Type 1 diabetes (T1D) is an autoimmune disorder that destroys insulin-generating pancreatic β-cells. Preserving pancreatic β-cell function is important for treating T1D. Our study aims to explore the mechanism underlying urolithin C (UC)-mediated regulation of β-cell function.
Non-obese diabetic (NOD) mice were administrated with UC to evaluate UC-mediated protection of T1D. The inflammation of the pancreas islets was examined by hematoxylin and eosin staining. Glucose-stimulated insulin secretion (GSIS) assay and oral glucose tolerance test were applied to evaluate the progression of T1D. MIN6 cells were treated with TNF-α, IL-1β and IFN-γ in the presence of UC. Cell viability was analyzed by CCK-8. Cell apoptosis, proliferation and DNA fragmentation were examined by Annexin V-FITC and PI staining, EdU incorporation and comet assays. Keap1, Nrf2, HO-1 and NQO1 were examined by western blot. Immunofluorescence staining was applied to detect Nrf2 and insulin.

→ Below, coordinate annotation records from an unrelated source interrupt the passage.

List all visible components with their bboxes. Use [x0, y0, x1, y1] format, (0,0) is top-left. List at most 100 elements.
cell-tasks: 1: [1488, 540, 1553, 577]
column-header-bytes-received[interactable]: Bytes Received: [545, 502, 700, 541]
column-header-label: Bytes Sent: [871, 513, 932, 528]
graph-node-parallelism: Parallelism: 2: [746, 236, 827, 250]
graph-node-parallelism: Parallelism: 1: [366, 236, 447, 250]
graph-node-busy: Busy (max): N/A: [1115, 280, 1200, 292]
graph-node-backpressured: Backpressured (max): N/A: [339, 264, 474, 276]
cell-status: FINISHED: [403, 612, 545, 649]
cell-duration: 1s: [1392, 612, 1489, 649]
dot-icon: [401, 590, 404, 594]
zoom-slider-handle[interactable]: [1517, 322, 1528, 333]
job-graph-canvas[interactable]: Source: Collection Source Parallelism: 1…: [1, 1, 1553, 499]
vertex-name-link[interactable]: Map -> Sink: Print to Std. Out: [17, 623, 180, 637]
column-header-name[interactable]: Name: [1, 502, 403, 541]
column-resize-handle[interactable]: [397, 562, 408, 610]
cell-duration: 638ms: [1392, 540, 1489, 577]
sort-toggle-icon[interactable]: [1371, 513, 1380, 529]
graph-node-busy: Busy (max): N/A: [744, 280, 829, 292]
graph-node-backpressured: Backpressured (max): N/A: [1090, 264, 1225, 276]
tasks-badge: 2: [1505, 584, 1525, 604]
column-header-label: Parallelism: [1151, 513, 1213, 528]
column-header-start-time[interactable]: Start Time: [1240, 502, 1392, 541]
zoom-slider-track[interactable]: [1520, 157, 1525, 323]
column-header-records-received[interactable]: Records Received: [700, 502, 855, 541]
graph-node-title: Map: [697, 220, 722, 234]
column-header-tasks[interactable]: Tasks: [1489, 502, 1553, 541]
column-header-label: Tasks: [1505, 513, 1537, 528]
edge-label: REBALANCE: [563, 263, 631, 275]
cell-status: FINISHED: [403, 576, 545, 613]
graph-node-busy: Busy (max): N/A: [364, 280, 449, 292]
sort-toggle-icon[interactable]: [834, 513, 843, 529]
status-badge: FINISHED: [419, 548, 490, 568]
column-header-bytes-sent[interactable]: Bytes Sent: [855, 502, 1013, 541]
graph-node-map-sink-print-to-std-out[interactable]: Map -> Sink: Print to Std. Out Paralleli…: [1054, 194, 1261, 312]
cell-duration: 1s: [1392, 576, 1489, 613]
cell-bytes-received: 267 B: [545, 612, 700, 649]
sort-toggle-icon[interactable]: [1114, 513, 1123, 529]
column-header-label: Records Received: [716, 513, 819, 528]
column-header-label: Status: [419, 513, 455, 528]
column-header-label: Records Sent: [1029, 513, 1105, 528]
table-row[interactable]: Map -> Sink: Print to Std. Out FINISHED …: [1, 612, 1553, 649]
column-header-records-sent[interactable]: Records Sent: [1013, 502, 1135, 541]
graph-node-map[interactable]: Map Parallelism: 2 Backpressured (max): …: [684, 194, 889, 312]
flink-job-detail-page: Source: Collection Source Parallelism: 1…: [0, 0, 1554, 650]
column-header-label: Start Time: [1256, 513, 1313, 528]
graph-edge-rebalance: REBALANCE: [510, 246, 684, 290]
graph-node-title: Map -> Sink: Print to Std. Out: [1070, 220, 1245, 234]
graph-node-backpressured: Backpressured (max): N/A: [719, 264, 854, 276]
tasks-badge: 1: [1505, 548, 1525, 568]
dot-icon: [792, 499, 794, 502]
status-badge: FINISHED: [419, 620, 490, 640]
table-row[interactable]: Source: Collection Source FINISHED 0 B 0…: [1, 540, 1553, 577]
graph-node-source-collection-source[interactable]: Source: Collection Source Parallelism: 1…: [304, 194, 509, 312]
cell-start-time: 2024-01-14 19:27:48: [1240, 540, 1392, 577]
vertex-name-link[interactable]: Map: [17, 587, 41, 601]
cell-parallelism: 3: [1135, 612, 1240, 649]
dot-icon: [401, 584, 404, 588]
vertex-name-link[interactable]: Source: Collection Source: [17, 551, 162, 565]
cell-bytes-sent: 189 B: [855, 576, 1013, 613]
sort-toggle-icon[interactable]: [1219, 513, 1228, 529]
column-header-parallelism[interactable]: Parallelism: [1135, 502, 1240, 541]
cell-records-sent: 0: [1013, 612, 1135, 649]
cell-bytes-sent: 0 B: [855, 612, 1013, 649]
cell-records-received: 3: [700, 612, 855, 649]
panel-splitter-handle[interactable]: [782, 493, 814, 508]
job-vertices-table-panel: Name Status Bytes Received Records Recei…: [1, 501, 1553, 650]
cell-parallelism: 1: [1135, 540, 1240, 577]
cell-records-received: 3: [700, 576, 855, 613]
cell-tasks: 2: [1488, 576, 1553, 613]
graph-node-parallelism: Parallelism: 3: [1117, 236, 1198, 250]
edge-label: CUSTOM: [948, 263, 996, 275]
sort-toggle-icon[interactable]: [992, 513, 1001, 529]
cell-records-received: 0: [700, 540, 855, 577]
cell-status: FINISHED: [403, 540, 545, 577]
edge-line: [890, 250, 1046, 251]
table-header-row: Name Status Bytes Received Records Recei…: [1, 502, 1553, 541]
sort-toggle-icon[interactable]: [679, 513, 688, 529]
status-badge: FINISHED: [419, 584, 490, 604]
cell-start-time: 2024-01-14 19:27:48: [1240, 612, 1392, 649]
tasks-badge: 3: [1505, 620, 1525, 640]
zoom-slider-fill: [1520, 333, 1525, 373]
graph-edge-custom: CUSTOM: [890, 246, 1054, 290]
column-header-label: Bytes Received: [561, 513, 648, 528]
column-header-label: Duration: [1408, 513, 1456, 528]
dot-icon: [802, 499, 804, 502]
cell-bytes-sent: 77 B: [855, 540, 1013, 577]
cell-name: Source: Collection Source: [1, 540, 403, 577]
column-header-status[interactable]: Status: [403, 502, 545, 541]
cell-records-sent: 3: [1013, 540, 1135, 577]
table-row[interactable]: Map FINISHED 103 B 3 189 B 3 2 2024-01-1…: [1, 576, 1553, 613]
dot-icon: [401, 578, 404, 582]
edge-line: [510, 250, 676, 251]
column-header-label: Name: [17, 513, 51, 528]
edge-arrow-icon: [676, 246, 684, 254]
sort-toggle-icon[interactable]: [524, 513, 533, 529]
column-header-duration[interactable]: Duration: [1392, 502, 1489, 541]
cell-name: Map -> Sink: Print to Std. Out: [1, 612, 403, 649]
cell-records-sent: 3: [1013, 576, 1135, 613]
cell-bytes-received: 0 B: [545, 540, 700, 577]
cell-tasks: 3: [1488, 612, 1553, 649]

UC administration significantly reduced diabetes incidence, attenuated insulitis, elevated insulin levels and GSIS and reduced blood glucose and AUC in NOD mice. Cytokine treatment suppressed MIN6 cell viability and proliferation but enhanced apoptosis and DNA damage, and these detrimental effects were relieved by UC treatment. Furthermore, UC administration inhibited Keap1 expression and promoted the expression of Nrf2, HO-1 and NQO1 in NOD mice. Nrf2 signaling has been reported to be implicated in preventing the onset of diabetes, and HO-1 and NQO1 are phase II antioxidant enzymes that are regulated by Nrf2 signaling. Cytokine treatment upregulated Keap1 and downregulated Nrf2, HO-1 and NQO1 in MIN6 cells, but it was reversed by UC. The nuclear translocation of Nrf2 was prevented by cytokine treatment, but UC promoted its nuclear translocation. UC-mediated upregulation of Nrf2, HO-1 and NQO1, decreased cell apoptosis and increased proliferation and insulin secretion were abolished by silencing of Nrf2.
UC improves pancreatic β-cell function by activating Nrf2 signaling, thereby alleviating T1D progression.